L’industrie du café, qui était parmi le porte-étendard du pays, s’est effondrée sans se relever. Le déclin de la production du café est dû aux nombreuses implications en RDC. Cette situation a eu pour conséquence notamment une faible productivité de plantations et, non seulement des ressources financières disponibles pour l’investissement, également, une détérioration de la qualité marchande du café et, surtout, de l’absence de crédit de campagne.

Dans le document de stratégie pour la relance de la filière du café, le DG de l’ONC a présenté le planning d’actions à réaliser. L’objectif principal, tel que conçu, est de rajeunir les plantations en remplaçant les cafetiers malades par des plantes non infectées. Appuyer les coopératives des agricultures. Les statistiques comparatives ont démontré, selon le DG de l’ONC, que la RDC récolte 250 à 600 kg par hectare, contre 2.000 kg par hectare que récoltent le Vietnam et en Amérique.

Les stratégies peaufinées lors de cette journée de réflexion augurent une nouvelle vision d’une politique globale sur l’agriculture. Cette politique définie les interventions prioritaires. A savoir et entendre les ambitions du DG Kasongo, il y a lieu d’affirmer qu’il est déterminé a faire de la RDC un producteur compétitif par l’amélioration de la productivité et éradiquer les entravent l’efficacité de la filière café.

« L’agriculture est un secteur pour booster l’économie du pays.

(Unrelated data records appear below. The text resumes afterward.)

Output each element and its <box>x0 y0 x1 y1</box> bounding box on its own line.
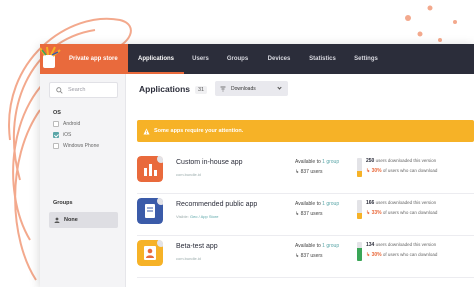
downloads-line: 166 users downloaded this version <box>366 200 436 206</box>
downloads-count: 250 <box>366 158 375 164</box>
available-users: ↳ 837 users <box>295 211 323 217</box>
percent-value: 30% <box>371 168 382 174</box>
downloads-count: 166 <box>366 200 375 206</box>
app-name[interactable]: Beta-test app <box>176 243 218 250</box>
app-count-badge: 31 <box>195 86 208 94</box>
search-input[interactable]: Search <box>49 82 118 98</box>
windows-phone-label: Windows Phone <box>63 143 100 149</box>
document-app-icon <box>137 198 163 224</box>
tab-settings[interactable]: Settings <box>345 44 387 74</box>
download-gauge <box>357 200 362 219</box>
downloads-text: users downloaded this version <box>375 242 437 247</box>
users-count: 837 users <box>300 211 323 217</box>
attention-alert[interactable]: Some apps require your attention. <box>137 120 474 142</box>
filter-icon <box>220 86 226 91</box>
sidebar: Search OS Android iOS Windows Phone Grou… <box>40 74 126 287</box>
gauge-fill <box>357 247 362 261</box>
brand-label: Private app store <box>69 56 118 62</box>
available-group-link[interactable]: 1 group <box>322 159 339 165</box>
percent-text: of users who can download <box>382 210 438 215</box>
tab-devices[interactable]: Devices <box>258 44 300 74</box>
search-icon <box>56 86 63 94</box>
alert-text: Some apps require your attention. <box>154 128 244 134</box>
ios-label: iOS <box>63 132 72 138</box>
tab-groups[interactable]: Groups <box>217 44 258 74</box>
app-visibility: Visible: Geo / App Store <box>176 214 218 219</box>
chevron-down-icon <box>277 85 282 90</box>
main-nav: Applications Users Groups Devices Statis… <box>128 44 387 74</box>
app-name[interactable]: Custom in-house app <box>176 159 243 166</box>
downloads-text: users downloaded this version <box>375 200 437 205</box>
ios-checkbox[interactable] <box>53 132 59 138</box>
app-store-logo-icon <box>40 46 61 68</box>
os-option-windows-phone[interactable]: Windows Phone <box>53 143 99 149</box>
windows-phone-checkbox[interactable] <box>53 143 59 149</box>
tab-statistics[interactable]: Statistics <box>300 44 345 74</box>
search-placeholder: Search <box>68 87 86 93</box>
available-group-link[interactable]: 1 group <box>322 243 339 249</box>
groups-heading: Groups <box>53 200 73 206</box>
available-users: ↳ 837 users <box>295 169 323 175</box>
percent-line: ↳ 33% of users who can download <box>366 210 438 216</box>
group-icon <box>54 217 60 223</box>
availability: Available to 1 group <box>295 243 339 249</box>
sort-filter-dropdown[interactable]: Downloads <box>215 81 288 96</box>
download-gauge <box>357 158 362 177</box>
availability: Available to 1 group <box>295 201 339 207</box>
app-row-custom-in-house[interactable]: Custom in-house app com.bundle.id Availa… <box>137 152 474 194</box>
top-navigation: Private app store Applications Users Gro… <box>40 44 474 74</box>
tab-applications[interactable]: Applications <box>128 44 184 74</box>
page-title: Applications <box>139 84 191 94</box>
percent-line: ↳ 30% of users who can download <box>366 168 438 174</box>
app-row-recommended-public[interactable]: Recommended public app Visible: Geo / Ap… <box>137 194 474 236</box>
bar-chart-app-icon <box>137 156 163 182</box>
android-checkbox[interactable] <box>53 121 59 127</box>
downloads-text: users downloaded this version <box>375 158 437 163</box>
downloads-line: 134 users downloaded this version <box>366 242 436 248</box>
groups-select[interactable]: None <box>49 212 118 228</box>
brand-tab[interactable]: Private app store <box>40 44 128 74</box>
downloads-count: 134 <box>366 242 375 248</box>
main-content: Applications 31 Downloads Some apps requ… <box>127 74 474 287</box>
gauge-fill <box>357 171 362 177</box>
availability: Available to 1 group <box>295 159 339 165</box>
app-window: Private app store Applications Users Gro… <box>40 44 474 287</box>
percent-line: ↳ 30% of users who can download <box>366 252 438 258</box>
available-users: ↳ 837 users <box>295 253 323 259</box>
available-group-link[interactable]: 1 group <box>322 201 339 207</box>
available-prefix: Available to <box>295 201 321 207</box>
percent-value: 33% <box>371 210 382 216</box>
user-card-app-icon <box>137 240 163 266</box>
percent-value: 30% <box>371 252 382 258</box>
tab-users[interactable]: Users <box>184 44 217 74</box>
users-count: 837 users <box>300 253 323 259</box>
app-row-beta-test[interactable]: Beta-test app com.bundle.id Available to… <box>137 236 474 278</box>
groups-value: None <box>64 217 78 223</box>
warning-icon <box>143 128 150 134</box>
android-label: Android <box>63 121 81 127</box>
app-name[interactable]: Recommended public app <box>176 201 257 208</box>
visible-label: Visible: <box>176 214 189 219</box>
os-option-ios[interactable]: iOS <box>53 132 71 138</box>
available-prefix: Available to <box>295 159 321 165</box>
percent-text: of users who can download <box>382 252 438 257</box>
downloads-line: 250 users downloaded this version <box>366 158 436 164</box>
available-prefix: Available to <box>295 243 321 249</box>
percent-text: of users who can download <box>382 168 438 173</box>
download-gauge <box>357 242 362 261</box>
app-bundle-id: com.bundle.id <box>176 256 201 261</box>
app-bundle-id: com.bundle.id <box>176 172 201 177</box>
users-count: 837 users <box>300 169 323 175</box>
visible-store-link[interactable]: Geo / App Store <box>190 214 218 219</box>
filter-value: Downloads <box>231 85 256 92</box>
os-option-android[interactable]: Android <box>53 121 80 127</box>
gauge-fill <box>357 212 362 219</box>
os-heading: OS <box>53 110 61 116</box>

La stratégie de la relance de la filière café a été clairement définie dans un document que le Gouvernement garde malheureusement dans les armoires », a déclaré le DG de l’Office nationale du café.

Pour rappel, l’Onc a pour mission de promouvoir la culture et le développement des débouchés intérieurs et extérieurs des produits agricoles d’exportation et leurs dérivés. Il s’agit de : café, hévéa, thé, cacao, noix de cola et la papaïne.

L’Office est chargé de fournir une aide technique aux planteurs en assurant leur encadrement. Le café, présente pour le Dg, un capital durable qui crée des emplois et permet aux populations d’accéder aux besoins sociaux de base.

Sur la plan international, la RDC, à travers la filière du café est membre de l’OIC (Organisation internationale du café), OIAC (organisation interafricaine du Café), ICCO (organisation internationale du cacao) et, RECA (le réseau de recherche caféière en Afrique). Il faut savoir, en outre, que dans le cadre des accords signés, la RDC elle est obligée d’exécuter les directives édictées par les organisations dont elle est membre sur le plan de la production, la qualité des produits à l’exportation et à la réglementation.